The Swiss bank is still investing in senior personnel for its investment bank after months of bringing in rainmakers within its advisory functions. In the past three months, headcount has increased by 82 people during a period when investment banks typically cut back. Unusually, UBS insists that any increase in staff is down to more people in front office functions.
Here are some other conclusions from UBS’s Q1 2015 results.
1. UBS is still paying its investment bankers well
UBS's investment bankers deserve to get paid. Revenues in its investment bank were CHF2.6bn in the first quarter - a 22% increase on the same period in 2014.In the first quarter.
Obligingly, UBS put aside an average of CHF108.9k ($115.7k) in compensation per head, up from CHF100.4k in Q1 2014. This eclipsed local rival Credit Suisse, which put aside CHF78.3k ($81.5k) per head during the first quarter, but – in contrast to Q4 – lagged Goldman Sachs, which paid an average of $130k in the first three months of 2015.
2. UBS traders had a stellar first quarter – with no extra risk-taking
Compared to this point last year, UBS’s fixed income traders increased revenues by 71% to CHF701m. This was an increase of 136% on the previous quarter when revenues were just CHF297m. Like traders elsewhere, UBS's FICC professionals benefited from volatility in FX markets following the Swiss National Bank’s move to unpeg the Swiss franc to the euro in January.
UBS's equity traders also increased revenues by 15% year on year to CHF1.16bn.
More impressively, while some investment banks allowed their traders to take more risk in the first quarter, UBS kept it flat on both the previous quarter and on Q1 2014.
3. UBS’s new rainmakers have not stopped a slide in M&A
As at Credit Suisse, advisory revenues at UBS slipped in the first quarter, with M&A revenues down 17% on the previous quarter. Compared to Q4 2014, revenues in UBS’s advisory business fell by 29%, even if they increased year-on-year by 12%. For a bank that has invested in a number of new, expensive senior M&A bankers in the past 12 months, this is a concern.
4. ECM appears the place to be
Debt capital markets bankers at UBS suffered in the first quarter, with revenues slipping by 53% to CHF143m compared to Q1 2014. Luckily, the bank's equity capital markets (ECM) bankers are taking up the slack. Year-on-year, ECM revenues were up by 56%. UBS’s recruitment spree originally focused on M&A, but more recently the bank has hired in ECM – bringing in a trio of senior ECM bankers in the US.
5. Asia is the most profitable region for UBS’s investment bank
Profit margins in Asian investment banking are small, with only the top players making it into the black and others struggling to break even. At UBS, however, Asia is the most profitable region – it made CHF300m in the first quarter, compared to CHF200m in both the Americas and EMEA.

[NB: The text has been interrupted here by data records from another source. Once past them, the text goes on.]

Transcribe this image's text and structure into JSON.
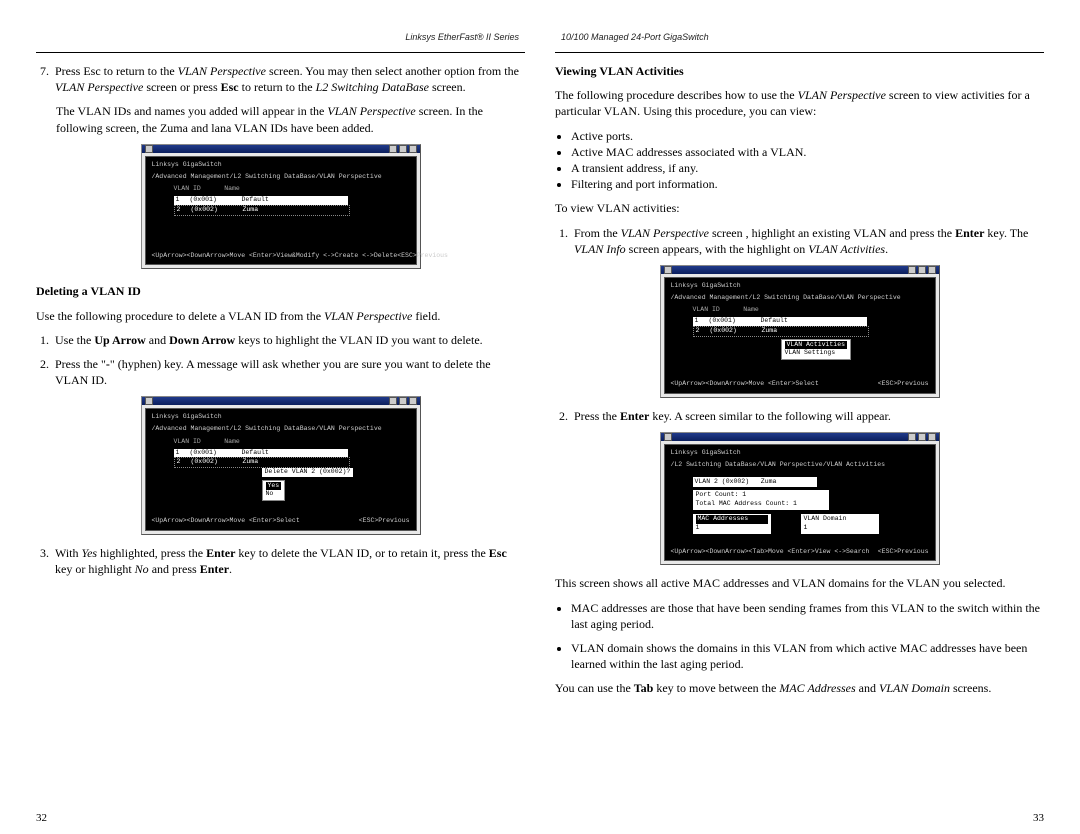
{
  "left": {
    "running_head": "Linksys EtherFast® II Series",
    "step7_n": "7.",
    "step7": "Press Esc to return to the <i>VLAN Perspective</i> screen. You may then select another option from the <i>VLAN Perspective</i> screen or press <b>Esc</b> to return to the <i>L2 Switching DataBase</i> screen.",
    "note": "The VLAN IDs and names you added will appear in the <i>VLAN Perspective</i> screen. In the following screen, the Zuma and lana VLAN IDs have been added.",
    "del_title": "Deleting a VLAN ID",
    "del_intro": "Use the following procedure to delete a VLAN ID from the <i>VLAN Perspective</i> field.",
    "del1_n": "1.",
    "del1": "Use the <b>Up Arrow</b> and <b>Down Arrow</b> keys to highlight the VLAN ID you want to delete.",
    "del2_n": "2.",
    "del2": "Press the \"<b>-</b>\" (hyphen) key. A message will ask whether you are sure you want to delete the VLAN ID.",
    "del3_n": "3.",
    "del3": "With <i>Yes</i> highlighted, press the <b>Enter</b> key to delete the VLAN ID, or to retain it, press the <b>Esc</b> key or highlight <i>No</i> and press <b>Enter</b>.",
    "folio": "32",
    "shot1": {
      "hdr1": "Linksys GigaSwitch",
      "hdr2": "/Advanced Management/L2 Switching DataBase/VLAN Perspective",
      "col_h": "VLAN ID      Name",
      "rows": [
        {
          "n": "1",
          "id": "(0x001)",
          "name": "Default"
        },
        {
          "n": "2",
          "id": "(0x002)",
          "name": "Zuma"
        }
      ],
      "ftr_l": "<UpArrow><DownArrow>Move  <Enter>View&Modify  <->Create  <->Delete",
      "ftr_r": "<ESC>Previous"
    },
    "shot2": {
      "hdr1": "Linksys GigaSwitch",
      "hdr2": "/Advanced Management/L2 Switching DataBase/VLAN Perspective",
      "col_h": "VLAN ID      Name",
      "rows": [
        {
          "n": "1",
          "id": "(0x001)",
          "name": "Default"
        },
        {
          "n": "2",
          "id": "(0x002)",
          "name": "Zuma"
        }
      ],
      "popup": "Delete VLAN 2 (0x002)?",
      "opts": [
        "Yes",
        "No"
      ],
      "ftr_l": "<UpArrow><DownArrow>Move  <Enter>Select",
      "ftr_r": "<ESC>Previous"
    }
  },
  "right": {
    "running_head": "10/100 Managed 24-Port GigaSwitch",
    "view_title": "Viewing VLAN Activities",
    "intro": "The following procedure describes how to use the <i>VLAN Perspective</i> screen to view activities for a particular VLAN. Using this procedure, you can view:",
    "bullets": [
      "Active ports.",
      "Active MAC addresses associated with a VLAN.",
      "A transient address, if any.",
      "Filtering and port information."
    ],
    "to_view": "To view VLAN activities:",
    "v1_n": "1.",
    "v1": "From the <i>VLAN Perspective</i> screen , highlight an existing VLAN and press the <b>Enter</b> key. The <i>VLAN Info</i> screen appears, with the highlight on <i>VLAN Activities</i>.",
    "v2_n": "2.",
    "v2": "Press the <b>Enter</b> key. A screen similar to the following will appear.",
    "after_shot": "This screen shows all active MAC addresses and VLAN domains for the VLAN you selected.",
    "bullets2": [
      "MAC addresses are those that have been sending frames from this VLAN to the switch within the last aging period.",
      "VLAN domain shows the domains in this VLAN from which active MAC addresses have been learned within the last aging period."
    ],
    "tab_note": "You can use the <b>Tab</b> key to move between the <i>MAC Addresses</i> and <i>VLAN Domain</i> screens.",
    "folio": "33",
    "shot3": {
      "hdr1": "Linksys GigaSwitch",
      "hdr2": "/Advanced Management/L2 Switching DataBase/VLAN Perspective",
      "col_h": "VLAN ID      Name",
      "rows": [
        {
          "n": "1",
          "id": "(0x001)",
          "name": "Default"
        },
        {
          "n": "2",
          "id": "(0x002)",
          "name": "Zuma"
        }
      ],
      "menu": [
        "VLAN Activities",
        "VLAN Settings"
      ],
      "ftr_l": "<UpArrow><DownArrow>Move  <Enter>Select",
      "ftr_r": "<ESC>Previous"
    },
    "shot4": {
      "hdr1": "Linksys GigaSwitch",
      "hdr2": "/L2 Switching DataBase/VLAN Perspective/VLAN Activities",
      "vlan_line": "VLAN 2 (0x002)   Zuma",
      "stats": [
        "Port Count: 1",
        "Total MAC Address Count: 1"
      ],
      "box_l_title": "MAC Addresses",
      "box_r_title": "VLAN Domain",
      "box_l_row": "1",
      "box_r_row": "1",
      "ftr_l": "<UpArrow><DownArrow><Tab>Move  <Enter>View  <->Search",
      "ftr_r": "<ESC>Previous"
    }
  }
}
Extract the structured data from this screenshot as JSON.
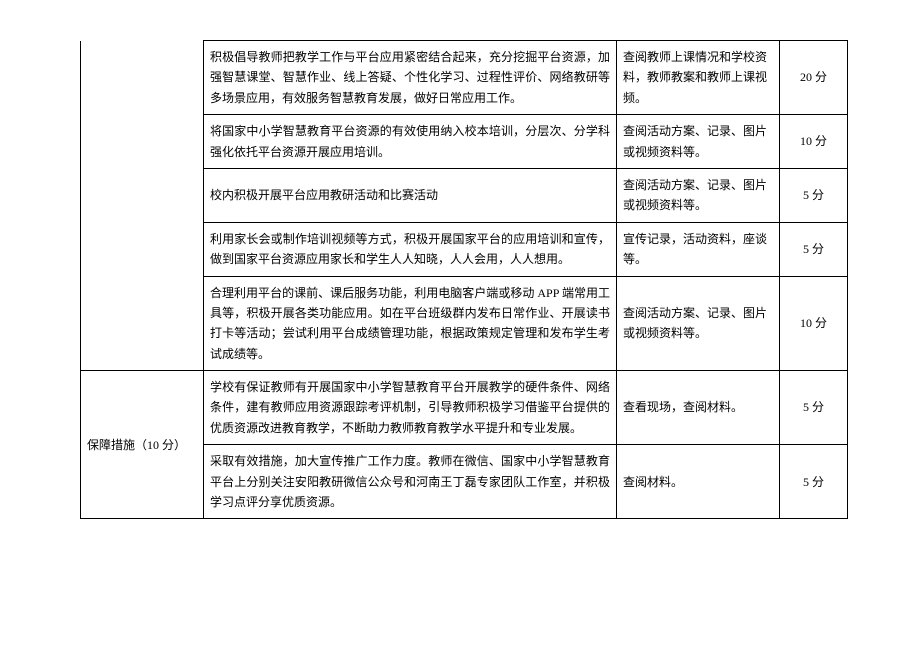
{
  "table": {
    "rows": [
      {
        "cat_rowspan": 5,
        "cat": "",
        "cat_class": "no-top",
        "desc": "积极倡导教师把教学工作与平台应用紧密结合起来，充分挖掘平台资源，加强智慧课堂、智慧作业、线上答疑、个性化学习、过程性评价、网络教研等多场景应用，有效服务智慧教育发展，做好日常应用工作。",
        "evid": "查阅教师上课情况和学校资料，教师教案和教师上课视频。",
        "score": "20 分"
      },
      {
        "desc": "将国家中小学智慧教育平台资源的有效使用纳入校本培训，分层次、分学科强化依托平台资源开展应用培训。",
        "evid": "查阅活动方案、记录、图片或视频资料等。",
        "score": "10 分"
      },
      {
        "desc": "校内积极开展平台应用教研活动和比赛活动",
        "evid": "查阅活动方案、记录、图片或视频资料等。",
        "score": "5 分"
      },
      {
        "desc": "利用家长会或制作培训视频等方式，积极开展国家平台的应用培训和宣传，做到国家平台资源应用家长和学生人人知晓，人人会用，人人想用。",
        "evid": "宣传记录，活动资料，座谈等。",
        "score": "5 分"
      },
      {
        "desc": "合理利用平台的课前、课后服务功能，利用电脑客户端或移动 APP 端常用工具等，积极开展各类功能应用。如在平台班级群内发布日常作业、开展读书打卡等活动；尝试利用平台成绩管理功能，根据政策规定管理和发布学生考试成绩等。",
        "evid": "查阅活动方案、记录、图片或视频资料等。",
        "score": "10 分"
      },
      {
        "cat_rowspan": 2,
        "cat": "保障措施（10 分）",
        "desc": "学校有保证教师有开展国家中小学智慧教育平台开展教学的硬件条件、网络条件，建有教师应用资源跟踪考评机制，引导教师积极学习借鉴平台提供的优质资源改进教育教学，不断助力教师教育教学水平提升和专业发展。",
        "evid": "查看现场，查阅材料。",
        "score": "5 分"
      },
      {
        "desc": "采取有效措施，加大宣传推广工作力度。教师在微信、国家中小学智慧教育平台上分别关注安阳教研微信公众号和河南王丁磊专家团队工作室，并积极学习点评分享优质资源。",
        "evid": "查阅材料。",
        "score": "5 分"
      }
    ]
  }
}
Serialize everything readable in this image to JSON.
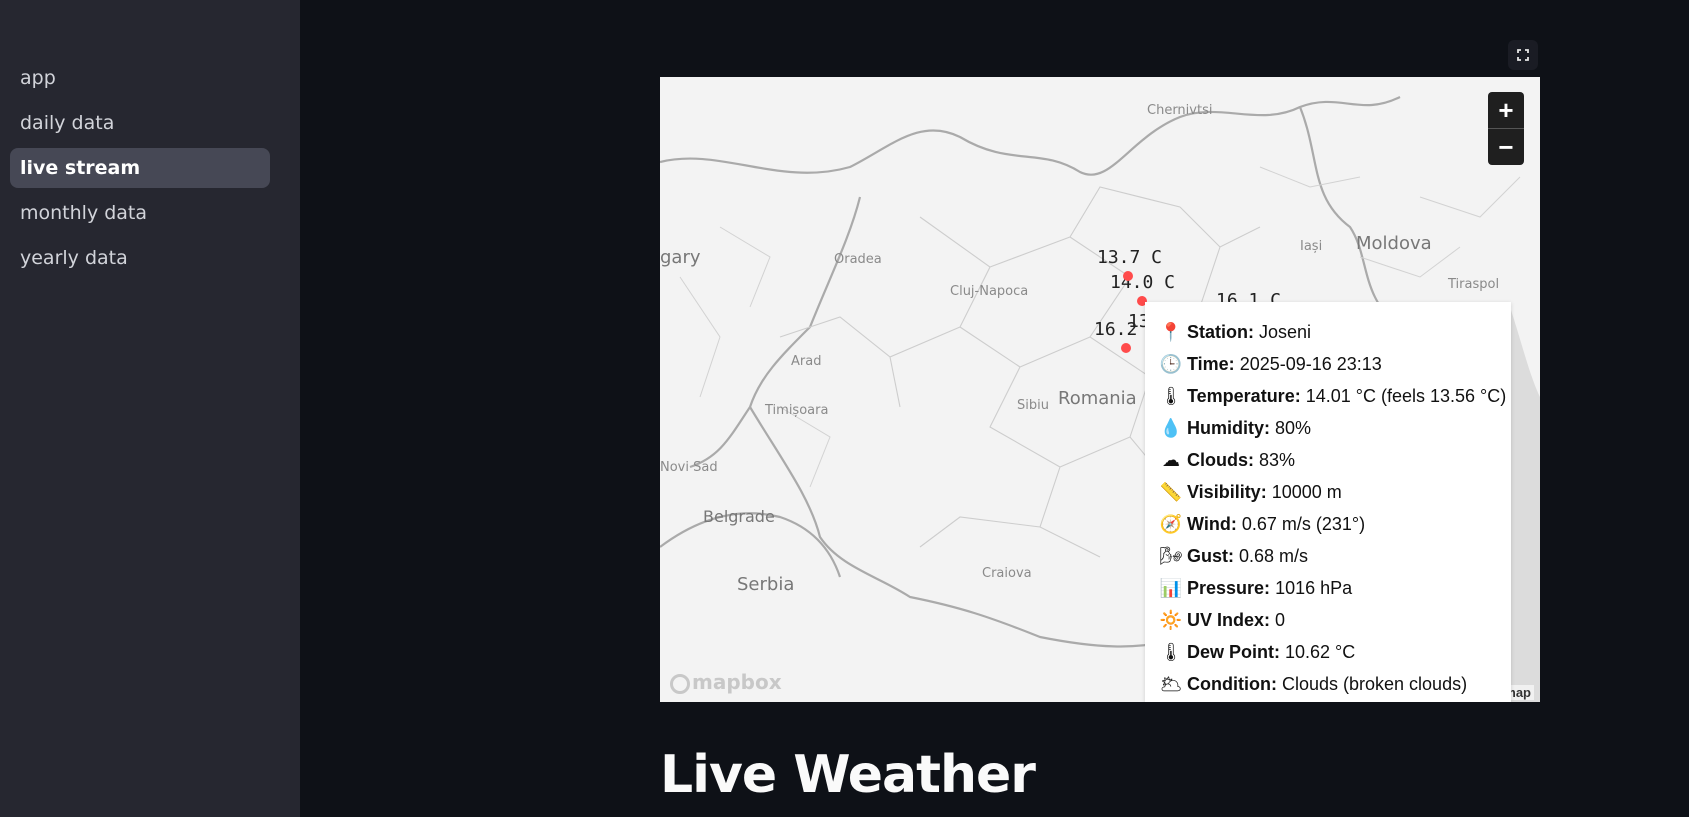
{
  "sidebar": {
    "items": [
      {
        "label": "app",
        "active": false
      },
      {
        "label": "daily data",
        "active": false
      },
      {
        "label": "live stream",
        "active": true
      },
      {
        "label": "monthly data",
        "active": false
      },
      {
        "label": "yearly data",
        "active": false
      }
    ]
  },
  "map": {
    "places": {
      "chernivtsi": "Chernivtsi",
      "moldova": "Moldova",
      "iasi": "Iași",
      "tiraspol": "Tiraspol",
      "hungary": "gary",
      "oradea": "Oradea",
      "cluj": "Cluj-Napoca",
      "arad": "Arad",
      "timisoara": "Timișoara",
      "sibiu": "Sibiu",
      "romania": "Romania",
      "novi_sad": "Novi Sad",
      "belgrade": "Belgrade",
      "serbia": "Serbia",
      "craiova": "Craiova"
    },
    "temperature_labels": [
      "13.7 C",
      "14.0 C",
      "16.2",
      "13",
      "16.1 C"
    ],
    "zoom_in": "+",
    "zoom_out": "−",
    "logo": "mapbox",
    "attribution": "map",
    "accent_color": "#ff4b4b"
  },
  "tooltip": {
    "rows": [
      {
        "icon": "📍",
        "icon_name": "pin-icon",
        "label": "Station:",
        "value": "Joseni"
      },
      {
        "icon": "🕒",
        "icon_name": "clock-icon",
        "label": "Time:",
        "value": "2025-09-16 23:13"
      },
      {
        "icon": "🌡",
        "icon_name": "thermometer-icon",
        "label": "Temperature:",
        "value": "14.01 °C (feels 13.56 °C)"
      },
      {
        "icon": "💧",
        "icon_name": "droplet-icon",
        "label": "Humidity:",
        "value": "80%"
      },
      {
        "icon": "☁",
        "icon_name": "cloud-icon",
        "label": "Clouds:",
        "value": "83%"
      },
      {
        "icon": "📏",
        "icon_name": "ruler-icon",
        "label": "Visibility:",
        "value": "10000 m"
      },
      {
        "icon": "🧭",
        "icon_name": "compass-icon",
        "label": "Wind:",
        "value": "0.67 m/s (231°)"
      },
      {
        "icon": "🌬",
        "icon_name": "gust-icon",
        "label": "Gust:",
        "value": "0.68 m/s"
      },
      {
        "icon": "📊",
        "icon_name": "chart-icon",
        "label": "Pressure:",
        "value": "1016 hPa"
      },
      {
        "icon": "🔆",
        "icon_name": "sun-icon",
        "label": "UV Index:",
        "value": "0"
      },
      {
        "icon": "🌡",
        "icon_name": "thermometer-icon",
        "label": "Dew Point:",
        "value": "10.62 °C"
      },
      {
        "icon": "🌥",
        "icon_name": "cloud-sun-icon",
        "label": "Condition:",
        "value": "Clouds (broken clouds)"
      }
    ]
  },
  "page_title": "Live Weather"
}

However, EMEA saw the biggest jump in revenues – from CHF500m to CHF800m since the end of Q4.
6. Headcount is still falling in the UK
UBS’s UK operations are primarily focused on its investment bank, which is where the bank has been cutting staff following its decision to eliminate 10,000 investment banking jobs in 2013. Headcount in UBS’s UK operation now stands at 5,411 people, down from 5,600 at this point in 2014.
The biggest headcount increase in percentage terms has been in the Middle East. However, absolute numbers are tiny at 169 people. More significantly, headcount in Asia is up by 2% year on year, or 150 people.
7. UBS hasn't been THAT profligate
At the end of the first quarter, UBS had 11,876 people in its investment bank. This was up by 82 on the end of 2014, but was an increase of just 16 people year-on-year.
Credit Suisse has hired 400 people in its investment bank during the first quarter.